However, tumor cells also succeed in circumventing the killing by cytotoxic T cells by downregulating MHC I molecules (Leone et al. 2013). Such an adaptive change of MHC I can trigger the targeting by NK cells through “missing-self” recognition (Karre 2002). Interestingly, Se was reported to facilitate anti-tumor function of NK cells by enhancing IL-2/IL-2R interaction (Kiremidjian-Schumacher L. et al. 1996; Enqvist et al. 2011). Unfortunately, it is still unclear which selenoprotein(s) in NK cells regulate this function or whether cellular niche that responds to Se activates the NK cells to cause such an effect.

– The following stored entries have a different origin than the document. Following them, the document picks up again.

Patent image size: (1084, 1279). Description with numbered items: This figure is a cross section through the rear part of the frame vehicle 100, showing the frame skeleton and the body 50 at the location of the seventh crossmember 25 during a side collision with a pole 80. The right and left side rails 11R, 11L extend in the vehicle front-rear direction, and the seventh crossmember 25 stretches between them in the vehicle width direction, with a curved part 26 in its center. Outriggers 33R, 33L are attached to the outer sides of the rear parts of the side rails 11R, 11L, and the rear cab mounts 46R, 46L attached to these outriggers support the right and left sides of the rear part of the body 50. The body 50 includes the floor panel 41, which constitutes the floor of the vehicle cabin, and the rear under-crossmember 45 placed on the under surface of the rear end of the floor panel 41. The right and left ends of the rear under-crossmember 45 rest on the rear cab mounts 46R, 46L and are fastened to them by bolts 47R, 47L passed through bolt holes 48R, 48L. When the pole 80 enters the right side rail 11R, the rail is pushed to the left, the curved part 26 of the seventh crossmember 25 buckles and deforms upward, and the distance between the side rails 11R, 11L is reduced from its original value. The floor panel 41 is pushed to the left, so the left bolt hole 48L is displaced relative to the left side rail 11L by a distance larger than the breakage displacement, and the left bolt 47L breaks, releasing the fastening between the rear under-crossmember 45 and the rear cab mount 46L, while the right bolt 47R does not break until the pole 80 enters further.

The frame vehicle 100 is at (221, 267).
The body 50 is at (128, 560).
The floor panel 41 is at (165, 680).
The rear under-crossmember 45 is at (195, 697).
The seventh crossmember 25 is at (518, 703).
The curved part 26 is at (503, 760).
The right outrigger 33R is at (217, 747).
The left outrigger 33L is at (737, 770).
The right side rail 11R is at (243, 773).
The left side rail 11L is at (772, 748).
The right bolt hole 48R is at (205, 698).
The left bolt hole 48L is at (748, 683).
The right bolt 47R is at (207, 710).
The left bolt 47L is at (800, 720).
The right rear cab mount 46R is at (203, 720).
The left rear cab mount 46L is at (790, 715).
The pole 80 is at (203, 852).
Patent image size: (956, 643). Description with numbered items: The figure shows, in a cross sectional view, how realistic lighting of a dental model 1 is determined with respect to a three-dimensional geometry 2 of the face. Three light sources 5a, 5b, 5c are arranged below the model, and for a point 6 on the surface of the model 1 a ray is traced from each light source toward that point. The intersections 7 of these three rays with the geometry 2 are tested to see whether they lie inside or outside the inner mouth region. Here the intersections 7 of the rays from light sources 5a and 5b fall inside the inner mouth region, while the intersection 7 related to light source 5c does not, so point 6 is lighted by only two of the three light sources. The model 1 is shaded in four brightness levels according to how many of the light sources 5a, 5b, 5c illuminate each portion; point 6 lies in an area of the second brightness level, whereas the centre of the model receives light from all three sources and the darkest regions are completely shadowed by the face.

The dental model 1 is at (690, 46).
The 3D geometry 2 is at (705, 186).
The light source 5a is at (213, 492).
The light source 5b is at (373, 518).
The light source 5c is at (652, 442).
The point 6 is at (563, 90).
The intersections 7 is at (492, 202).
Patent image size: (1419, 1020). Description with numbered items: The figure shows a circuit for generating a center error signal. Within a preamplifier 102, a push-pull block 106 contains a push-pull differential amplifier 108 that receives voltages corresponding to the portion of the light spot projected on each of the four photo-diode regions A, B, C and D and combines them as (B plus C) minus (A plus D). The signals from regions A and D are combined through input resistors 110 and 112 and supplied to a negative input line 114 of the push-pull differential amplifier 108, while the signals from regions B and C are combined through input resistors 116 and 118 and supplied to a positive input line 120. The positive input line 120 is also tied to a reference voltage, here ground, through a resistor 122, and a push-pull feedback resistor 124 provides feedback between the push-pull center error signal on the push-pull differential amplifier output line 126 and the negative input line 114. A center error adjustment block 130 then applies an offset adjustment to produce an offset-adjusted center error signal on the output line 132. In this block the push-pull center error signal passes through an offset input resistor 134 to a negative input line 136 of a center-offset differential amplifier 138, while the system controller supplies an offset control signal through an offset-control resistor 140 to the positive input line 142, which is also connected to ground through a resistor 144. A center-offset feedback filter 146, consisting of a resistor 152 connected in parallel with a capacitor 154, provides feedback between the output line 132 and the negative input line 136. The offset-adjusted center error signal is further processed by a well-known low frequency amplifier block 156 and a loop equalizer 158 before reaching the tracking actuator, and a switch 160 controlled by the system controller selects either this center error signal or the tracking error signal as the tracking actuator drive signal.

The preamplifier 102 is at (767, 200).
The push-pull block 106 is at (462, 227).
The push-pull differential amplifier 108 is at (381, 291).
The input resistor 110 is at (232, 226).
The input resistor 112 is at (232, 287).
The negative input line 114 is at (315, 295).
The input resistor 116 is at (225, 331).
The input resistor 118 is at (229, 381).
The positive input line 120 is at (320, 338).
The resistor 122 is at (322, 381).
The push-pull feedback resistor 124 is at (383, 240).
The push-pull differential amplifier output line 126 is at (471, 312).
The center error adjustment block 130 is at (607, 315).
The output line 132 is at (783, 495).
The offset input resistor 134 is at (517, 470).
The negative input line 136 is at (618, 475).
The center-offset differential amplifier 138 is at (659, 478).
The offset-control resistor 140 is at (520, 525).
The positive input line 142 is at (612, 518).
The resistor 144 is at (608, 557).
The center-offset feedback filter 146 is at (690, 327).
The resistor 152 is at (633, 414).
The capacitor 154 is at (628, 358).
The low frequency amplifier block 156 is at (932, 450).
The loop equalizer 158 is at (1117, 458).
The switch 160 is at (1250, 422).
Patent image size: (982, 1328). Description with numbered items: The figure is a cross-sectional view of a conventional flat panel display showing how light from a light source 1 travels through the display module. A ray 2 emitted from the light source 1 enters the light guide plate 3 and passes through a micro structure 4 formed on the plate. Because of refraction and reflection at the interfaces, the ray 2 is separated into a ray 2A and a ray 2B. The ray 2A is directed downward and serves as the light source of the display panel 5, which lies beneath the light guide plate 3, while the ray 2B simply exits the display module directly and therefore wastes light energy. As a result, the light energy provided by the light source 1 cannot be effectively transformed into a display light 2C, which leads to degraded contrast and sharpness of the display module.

Abundant experimental evidence has identified tumor-associated macrophages (TAMs) as M2-like phenotype that supports tumor progression and metastasis (Sica and Mantovani 2012). Macrophage reprogramming from M2 phenotype to M1 phenotype contributes to enhancing the efficacy of cancer drugs and suppressing tumor growth (Larionova et al. 2019). Interestingly, numerous studies confirmed that Se could shift M2 to M1 in various cancers to effectively retard tumor progression (Kiremidjian-Schumacher L et al. 1991; Mao et al. 2016; Gautam et al. 2017). It is also believed that enhanced differentiation of Th1 cells is responsible to secrete polarizing cytokines for M1 macrophages (Barros et al. 2013). Compared to the macrophage phenotypic switching induced by Se supplementation mentioned above, these studies suggest that Se might affect macrophages in a tumor context differently from those in inflammatory scenarios leading to a broader question regarding the diversity of signals and/or cells within inflammatory networks.

Studies in our laboratory on the role of Se in myeloid leukemias have suggested the interaction of the immune system with cancer stem cells. Acute myeloid leukemia (AML) represents a malignant disorder that is characterized by infiltration of abnormally proliferated hematopoietic stem and progenitor cells in bone marrow, peripheral blood, and occasionally other tissues (Sabattini et al. 2010). As in many other hematologic malignancies, AML has a high relapse rate following current induction therapies, where initial remission rates after induction therapy decline from 90%, 70%, 60%, to 40% in pediatric, young, middle-aged, and older patients, respectively (Prchal and Levi 2010). Such a poor prognosis is due to the ability of proliferation and differentiation of leukemia stem cells (LSCs), where patients tend to relapse leading to minimal residual disease (MRD) (van Rhenen et al. 2005). Despite the poor prognosis, we have achieved exciting developments in the insight into the cytogenetic and molecular heterogeneity of AML, even though most of the novel therapies have failed to effectively bring about overall and long-term survival benefit.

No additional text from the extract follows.